Если с этих позиций взглянуть на Первую мировую войну, а мы вслед за А. И. Уткиным считаем, что именно с нее, а не с взятия Зимнего, началась новая история России, то можно обнаружить массу хорошо известных, но в то же время пока непонятных, точнее, непонятых исторических обстоятельств. Поскольку мы исследуем социальные, а не исторические факты, то для нас не важен уровень материального или технического развития того или иного общества, степень его прогресса или цивилизованности. Нас интересует не столько время, в котором присутствуют те или иные социальные факты, сколько их устойчивость во времени, поскольку рассматриваем исторический контекст лишь как декорации к социальным отношениям.
Мы исследуем объективность социальных фактов, которые, по Э. Дюргкейму обладают «принудительной силой» по отношению к индивиду. Полагаем, что их лучшее понимание может приблизить нас к социологической истине, которая, как считают специалисты, располагается «на пересечении социологического производства и социальной действительности».[125]
А действительность накануне Первой мировой войны, и это – исторический факт, заключалась в том, что «обширность территории и недостаток железных дорог вынуждали в целях безопасности государственных границ держать в мирное время войска более густо сдвинутыми к западу; главнейшие же источники пополнения этих войск – люди и лошади – группировались, наоборот, в восточных и южных губерниях».[126] Так описывал самый канун войны генерал-квартирмейстер Генерального штаба Ю. Н. Данилов.Здесь в основу поиска объективности Первой мировой войны как фактора внешнего социального принуждения положим предмет исследования – фундаментальный социальный факт (F), одетый в солдатскую шинель, с низким социальным потенциалом и мобилизованный в крупные армейские массы, представляющие собой некоторую кумулятивную социальную стоимость. И начнем с того, что призыв в армию регулировался в России «Уставом о воинской повинности» 1874 года с поправками, внесенными законом 1912 г., которые на практике не были реализованы. Воинская служба объявлялась общеобязательной, всесословной и личной.[127]

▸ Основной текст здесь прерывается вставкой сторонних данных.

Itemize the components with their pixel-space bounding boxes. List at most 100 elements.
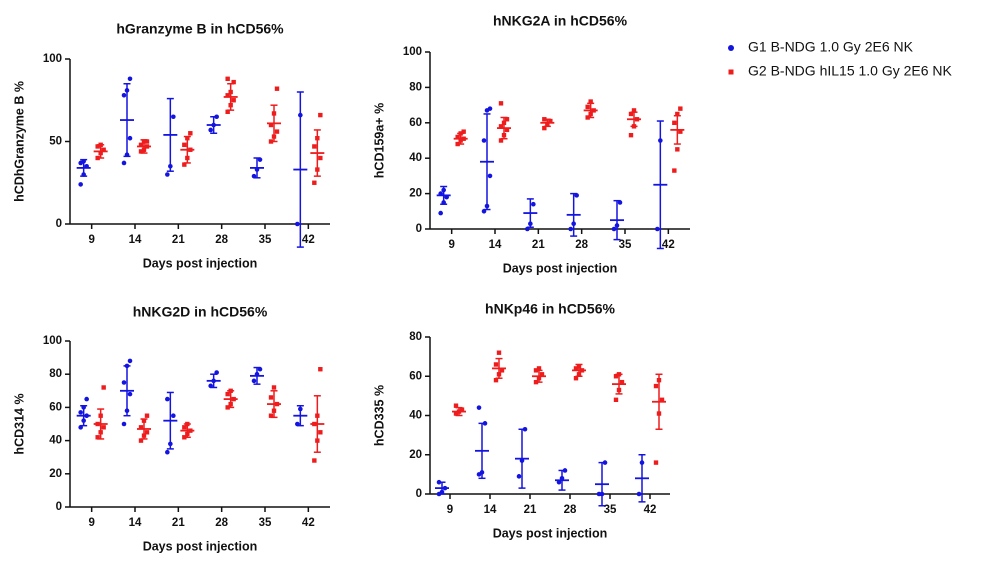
data-point [602, 460, 608, 465]
data-point [188, 147, 193, 152]
data-point [225, 93, 230, 98]
data-point [613, 397, 619, 402]
data-point [573, 376, 579, 381]
data-point [298, 112, 303, 118]
data-point [185, 136, 190, 141]
data-point [165, 172, 170, 177]
data-point [95, 144, 100, 149]
x-tick-label: 28 [215, 517, 228, 529]
data-point [656, 411, 662, 416]
data-point [127, 76, 133, 82]
data-point [459, 407, 465, 412]
data-point [144, 430, 150, 435]
data-point [576, 364, 582, 369]
data-point [231, 98, 236, 103]
chart-title: hNKp46 in hCD56% [485, 301, 615, 317]
x-tick-label: 14 [129, 234, 142, 246]
data-point [542, 125, 547, 131]
data-point [482, 421, 488, 426]
data-point [636, 491, 642, 497]
chart-title: hNKG2D in hCD56% [133, 304, 268, 320]
data-point [659, 397, 665, 402]
data-point [498, 138, 504, 143]
data-point [228, 103, 233, 108]
data-point [476, 405, 482, 410]
data-point [441, 187, 446, 193]
data-point [171, 413, 176, 419]
data-point [617, 200, 623, 205]
data-point [533, 379, 539, 385]
x-tick-label: 21 [532, 239, 545, 251]
data-point [628, 132, 634, 138]
data-point [576, 372, 582, 377]
data-point [444, 194, 449, 200]
data-point [121, 421, 127, 427]
y-tick-label: 0 [416, 488, 422, 500]
data-point [95, 435, 100, 440]
data-point [571, 221, 576, 226]
data-point [295, 221, 300, 227]
data-point [499, 368, 505, 373]
data-point [141, 418, 147, 423]
data-point [498, 101, 504, 106]
data-point [318, 367, 323, 372]
data-point [185, 421, 190, 427]
data-point [442, 485, 448, 491]
data-point [268, 122, 274, 128]
data-point [458, 131, 463, 136]
data-point [519, 458, 525, 463]
data-point [528, 221, 533, 226]
x-tick-label: 14 [129, 517, 142, 529]
data-point [525, 226, 530, 232]
data-point [548, 118, 553, 124]
data-point [441, 200, 446, 205]
data-point [658, 138, 663, 143]
data-point [144, 144, 150, 149]
data-point [573, 366, 579, 371]
data-point [144, 139, 150, 144]
data-point [231, 396, 236, 402]
data-point [124, 88, 130, 93]
data-point [141, 433, 147, 438]
data-point [268, 395, 274, 400]
y-tick-label: 50 [49, 136, 62, 148]
x-tick-label: 35 [604, 504, 617, 516]
data-point [479, 470, 485, 475]
data-point [496, 350, 502, 355]
data-point [268, 139, 274, 144]
data-point [438, 191, 443, 196]
y-tick-label: 60 [409, 370, 422, 382]
data-point [493, 377, 499, 383]
data-point [121, 380, 127, 385]
y-tick-label: 20 [409, 449, 422, 461]
data-point [101, 147, 106, 152]
data-point [78, 182, 83, 187]
data-point [81, 172, 86, 177]
data-point [456, 409, 462, 414]
x-axis-label: Days post injection [503, 261, 618, 275]
data-point [458, 138, 463, 143]
data-point [138, 142, 144, 147]
data-point [315, 167, 320, 172]
x-tick-label: 21 [524, 504, 537, 516]
data-point [84, 396, 89, 402]
data-point [487, 106, 493, 111]
data-point [438, 210, 443, 216]
data-point [251, 378, 257, 384]
data-point [628, 111, 634, 117]
x-tick-label: 9 [448, 239, 454, 251]
data-point [656, 377, 662, 383]
data-point [274, 129, 280, 134]
data-point [536, 376, 542, 381]
data-point [599, 491, 605, 497]
data-point [453, 403, 459, 408]
data-point [225, 109, 230, 114]
data-point [675, 147, 680, 152]
data-point [318, 430, 323, 435]
legend-label: G1 B-NDG 1.0 Gy 2E6 NK [748, 39, 914, 55]
data-point [274, 86, 280, 91]
y-tick-label: 60 [409, 117, 422, 129]
data-point [271, 111, 277, 116]
data-point [588, 99, 593, 104]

Однако на деле получилось несколько по-другому.Первым же параграфом Устав вводил полное освобождение для «инородческого» населения десятка губерний и местностей России. Позднее вводились дополнительные изъятия. С 1901 года, например, все население Финляндии было освобождено от воинской повинности – боялись, что в условиях европейской войны оно перейдет на сторону противника. Мобилизация казачьих войск происходила на основе особых казачьих уставов, выходящих за рамки Устава о воинских повинности. Хотя в абсолютных цифрах от воинской повинности было полностью освобождено только 10 % населения империи,[128]
тем не менее, дух всеобщности и личного долга, который предполагалось заложить в документ изначально, постепенно утрачивался.Существенный вклад в размывание всеобщности воинской повинности вносили противоречия закона. С одной стороны, «российскому дворянству дарована навсегда и в потомственные роды свобода вступать в общую государственную службу без принуждения к оной», а с другой – «дворянство, наравне с другими сословиями, несет священную обязанность защищать Престол и Отечество».[129]
Размывали всеобщность воинской повинности и чисто технические ошибки мобилизационного планирования. Генерал Н. Н. Головин, например, один из наиболее авторитетных исследователей Первой мировой войны, считал, что вместо деления мужского населения по горизонтальным возрастным слоям в действительности оно было разделено как бы по вертикалям. Такое деление крайне неравномерно распределяло тяготу воинской службы во время войны, «налагая всю ее на плечи одной части населения и почти освобождая от нее другую». Создалась ситуация, при которой «глава многочисленной семьи, с детьми-малолетками, идет на поле брани, а здоровый бобыль блаженствует в тылу и только через 27 месяцев кровавой бойни призывается, и часто лишь для того, чтобы в далеком тылу окарауливать запасы. Социальная несправедливость получилась громадная».[130]
К этому нужно добавить, что на одного строевого бойца, как отмечал генерал А. А. Свечин, в русской армии приходилось три нестроевых. В то время как во французской армии соотношение строевых и нестроевых составляло 1:0,5, а в германской – 1:0,85.[131]
Такой же оценки придерживался и Н. Н. Головин, который считал, что бойцы передовой линии составляли лишь 35 % общей численности армии.[132] Более того, процесс этот впоследствии стал набирать обороты. По словам члена Государственного совета В. И. Гурко, с которыми он обратился к царю летом 1915 года, «наши тыловые части неуклонно увеличиваются, и притом за счет фронта, за счет бойцов армии, что особенно резко обнаружилось в течение летних месяцев текущего года».[133]